Dateline: Philadelphia

Some news, evidently, is fake. Earlier this month a FOX affiliate in Philadelphia wished heavyweight champ Joe Frazier a happy 73rd birthday and reported that he would “be meeting with friends and supporters” at City Hall later that day to honor championship youth boxing teams and coaches. Unfortunately, the report aired on FOX-29 on Jan. 11, not Jan. 12—which is Frazier’s real birthdate. Also, he died in 2011. “He really is a legend,” Thomas Drayton, co-anchor of “Good Day Philadelphia” said regarding the no-longer-living boxer. “Such a force!” Needless to say, Smokin’ Joe did not appear at the youth boxing event. “Good Day Philadelphia” later corrected the report.

Dateline: Alabama

Local fire departments and the Alabama Law Enforcement Agency went searching for a missing hunter—only to discover he was in jail the whole time on public intoxication charges.

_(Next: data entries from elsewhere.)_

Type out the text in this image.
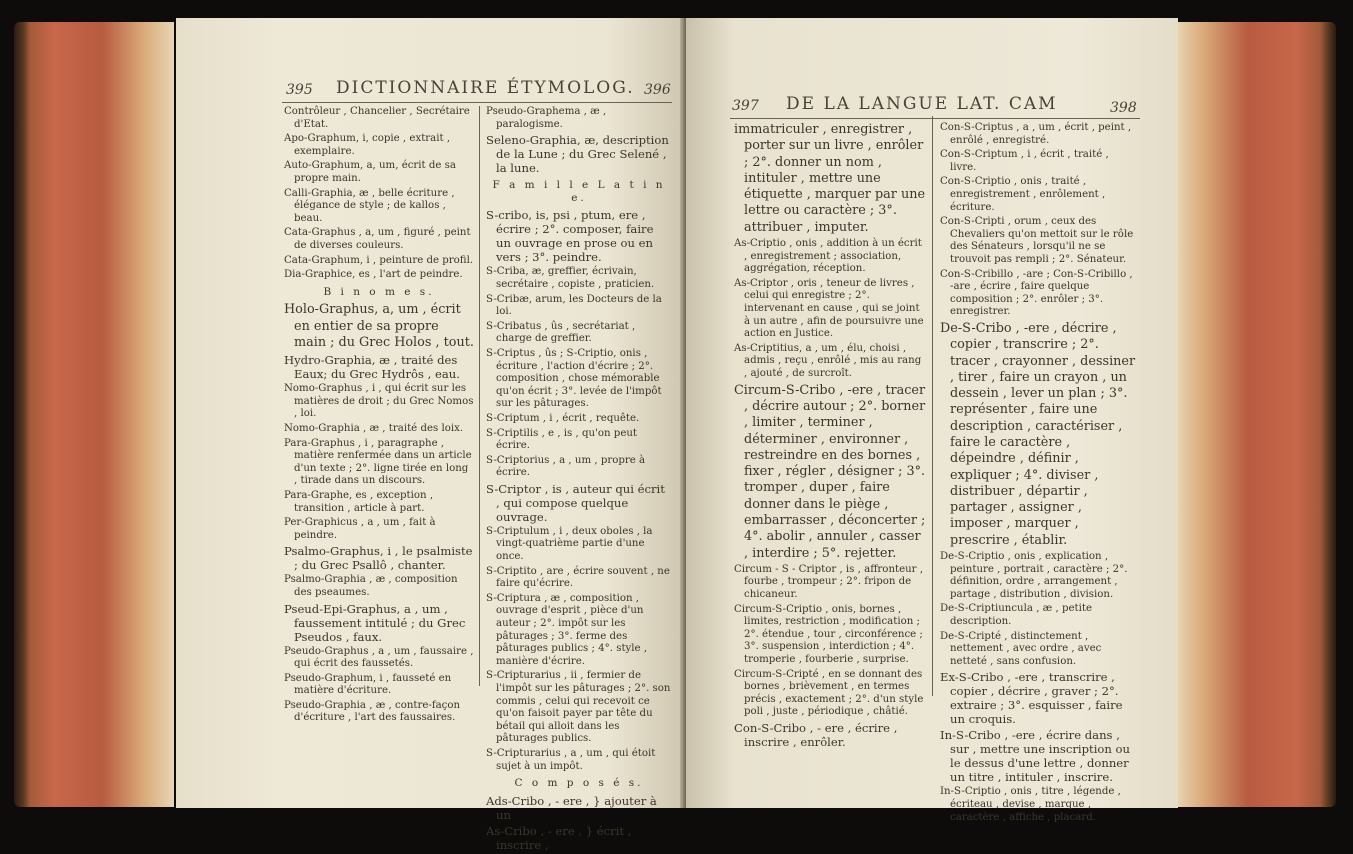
395 DICTIONNAIRE ÉTYMOLOG. 396

Contrôleur , Chancelier , Secrétaire d'Etat.

Apo-Graphum, i, copie , extrait , exemplaire.

Auto-Graphum, a, um, écrit de sa propre main.

Calli-Graphia, æ , belle écriture , élégance de style ; de kallos , beau.

Cata-Graphus , a, um , figuré , peint de diverses couleurs.

Cata-Graphum, i , peinture de profil.

Dia-Graphice, es , l'art de peindre.

B i n o m e s.

Holo-Graphus, a, um , écrit en entier de sa propre main ; du Grec Holos , tout.

Hydro-Graphia, æ , traité des Eaux; du Grec Hydrôs , eau.

Nomo-Graphus , i , qui écrit sur les matières de droit ; du Grec Nomos , loi.

Nomo-Graphia , æ , traité des loix.

Para-Graphus , i , paragraphe , matière renfermée dans un article d'un texte ; 2°. ligne tirée en long , tirade dans un discours.

Para-Graphe, es , exception , transition , article à part.

Per-Graphicus , a , um , fait à peindre.

Psalmo-Graphus, i , le psalmiste ; du Grec Psallô , chanter.

Psalmo-Graphia , æ , composition des pseaumes.

Pseud-Epi-Graphus, a , um , faussement intitulé ; du Grec Pseudos , faux.

Pseudo-Graphus , a , um , faussaire , qui écrit des faussetés.

Pseudo-Graphum, i , fausseté en matière d'écriture.

Pseudo-Graphia , æ , contre-façon d'écriture , l'art des faussaires.

Pseudo-Graphema , æ , paralogisme.

Seleno-Graphia, æ, description de la Lune ; du Grec Selené , la lune.

F a m i l l e L a t i n e.

S-cribo, is, psi , ptum, ere , écrire ; 2°. composer, faire un ouvrage en prose ou en vers ; 3°. peindre.

S-Criba, æ, greffier, écrivain, secrétaire , copiste , praticien.

S-Cribæ, arum, les Docteurs de la loi.

S-Cribatus , ûs , secrétariat , charge de greffier.

S-Criptus , ûs ; S-Criptio, onis , écriture , l'action d'écrire ; 2°. composition , chose mémorable qu'on écrit ; 3°. levée de l'impôt sur les pâturages.

S-Criptum , i , écrit , requête.

S-Criptilis , e , is , qu'on peut écrire.

S-Criptorius , a , um , propre à écrire.

S-Criptor , is , auteur qui écrit , qui compose quelque ouvrage.

S-Criptulum , i , deux oboles , la vingt-quatrième partie d'une once.

S-Criptito , are , écrire souvent , ne faire qu'écrire.

S-Criptura , æ , composition , ouvrage d'esprit , pièce d'un auteur ; 2°. impôt sur les pâturages ; 3°. ferme des pâturages publics ; 4°. style , manière d'écrire.

S-Cripturarius , ii , fermier de l'impôt sur les pâturages ; 2°. son commis , celui qui recevoit ce qu'on faisoit payer par tête du bétail qui alloit dans les pâturages publics.

S-Cripturarius , a , um , qui étoit sujet à un impôt.

C o m p o s é s.

Ads-Cribo , - ere , } ajouter à un

As-Cribo , - ere , } écrit , inscrire ,

397 DE LA LANGUE LAT. CAM	398

immatriculer , enregistrer , porter sur un livre , enrôler ; 2°. donner un nom , intituler , mettre une étiquette , marquer par une lettre ou caractère ; 3°. attribuer , imputer.

As-Criptio , onis , addition à un écrit , enregistrement ; association, aggrégation, réception.

As-Criptor , oris , teneur de livres , celui qui enregistre ; 2°. intervenant en cause , qui se joint à un autre , afin de poursuivre une action en Justice.

As-Criptitius, a , um , élu, choisi , admis , reçu , enrôlé , mis au rang , ajouté , de surcroît.

Circum-S-Cribo , -ere , tracer , décrire autour ; 2°. borner , limiter , terminer , déterminer , environner , restreindre en des bornes , fixer , régler , désigner ; 3°. tromper , duper , faire donner dans le piège , embarrasser , déconcerter ; 4°. abolir , annuler , casser , interdire ; 5°. rejetter.

Circum - S - Criptor , is , affronteur , fourbe , trompeur ; 2°. fripon de chicaneur.

Circum-S-Criptio , onis, bornes , limites, restriction , modification ; 2°. étendue , tour , circonférence ; 3°. suspension , interdiction ; 4°. tromperie , fourberie , surprise.

Circum-S-Cripté , en se donnant des bornes , brièvement , en termes précis , exactement ; 2°. d'un style poli , juste , périodique , châtié.

Con-S-Cribo , - ere , écrire , inscrire , enrôler.

Con-S-Criptus , a , um , écrit , peint , enrôlé , enregistré.

Con-S-Criptum , i , écrit , traité , livre.

Con-S-Criptio , onis , traité , enregistrement , enrôlement , écriture.

Con-S-Cripti , orum , ceux des Chevaliers qu'on mettoit sur le rôle des Sénateurs , lorsqu'il ne se trouvoit pas rempli ; 2°. Sénateur.

Con-S-Cribillo , -are ; Con-S-Cribillo , -are , écrire , faire quelque composition ; 2°. enrôler ; 3°. enregistrer.

De-S-Cribo , -ere , décrire , copier , transcrire ; 2°. tracer , crayonner , dessiner , tirer , faire un crayon , un dessein , lever un plan ; 3°. représenter , faire une description , caractériser , faire le caractère , dépeindre , définir , expliquer ; 4°. diviser , distribuer , départir , partager , assigner , imposer , marquer , prescrire , établir.

De-S-Criptio , onis , explication , peinture , portrait , caractère ; 2°. définition, ordre , arrangement , partage , distribution , division.

De-S-Criptiuncula , æ , petite description.

De-S-Cripté , distinctement , nettement , avec ordre , avec netteté , sans confusion.

Ex-S-Cribo , -ere , transcrire , copier , décrire , graver ; 2°. extraire ; 3°. esquisser , faire un croquis.

In-S-Cribo , -ere , écrire dans , sur , mettre une inscription ou le dessus d'une lettre , donner un titre , intituler , inscrire.

In-S-Criptio , onis , titre , légende , écriteau , devise , marque , caractère , affiche , placard.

The family of 50-year-old Randy Keith Holt reported him missing on the afternoon of Monday, Jan. 16, after he was three hours late returning home from a weekend hunting trip. Law enforcement officials coordinated with Huntsville Air Traffic Control to bring in a low-flying helicopter to search for Holt. Search crews also employed dogs to find the missing man, who was believed to have disappeared near the Wheeler Wildlife Refuge. Turns out local sheriff’s officers found Holt “exposing himself” earlier in the day and arrested him on public intoxication charges. The Limestone Country Sheriff’s Department told WHNT News 19 that Holt was taken to Limestone County jail just after 2pm on Monday. The mix-up was eventually discovered and the search was called off.

Dateline: Florida

A driver was arrested for using a remote-controlled license plate shield to avoid paying a $1.25 toll. Florida Highway Patrol troopers say 27-year-old Joshua Concepcion West of Apopka equipped his Honda Civic with a remote-controlled shield that dropped down over his license plate whenever he zipped through a toll booth without paying the fee. Unfortunately for Mr. West, an FHP trooper happened to be right behind him as he cruised through an automated toll plaza on State Road 408 in Orlando. “Kind of James Bond-like, where this device is activated remotely,” FHP Sgt. Kim Montes told WESH-TV. “After he cleared the toll booth, the tag came back up. The tag was exposed again.” West now faces felony charges of petty theft and cheating.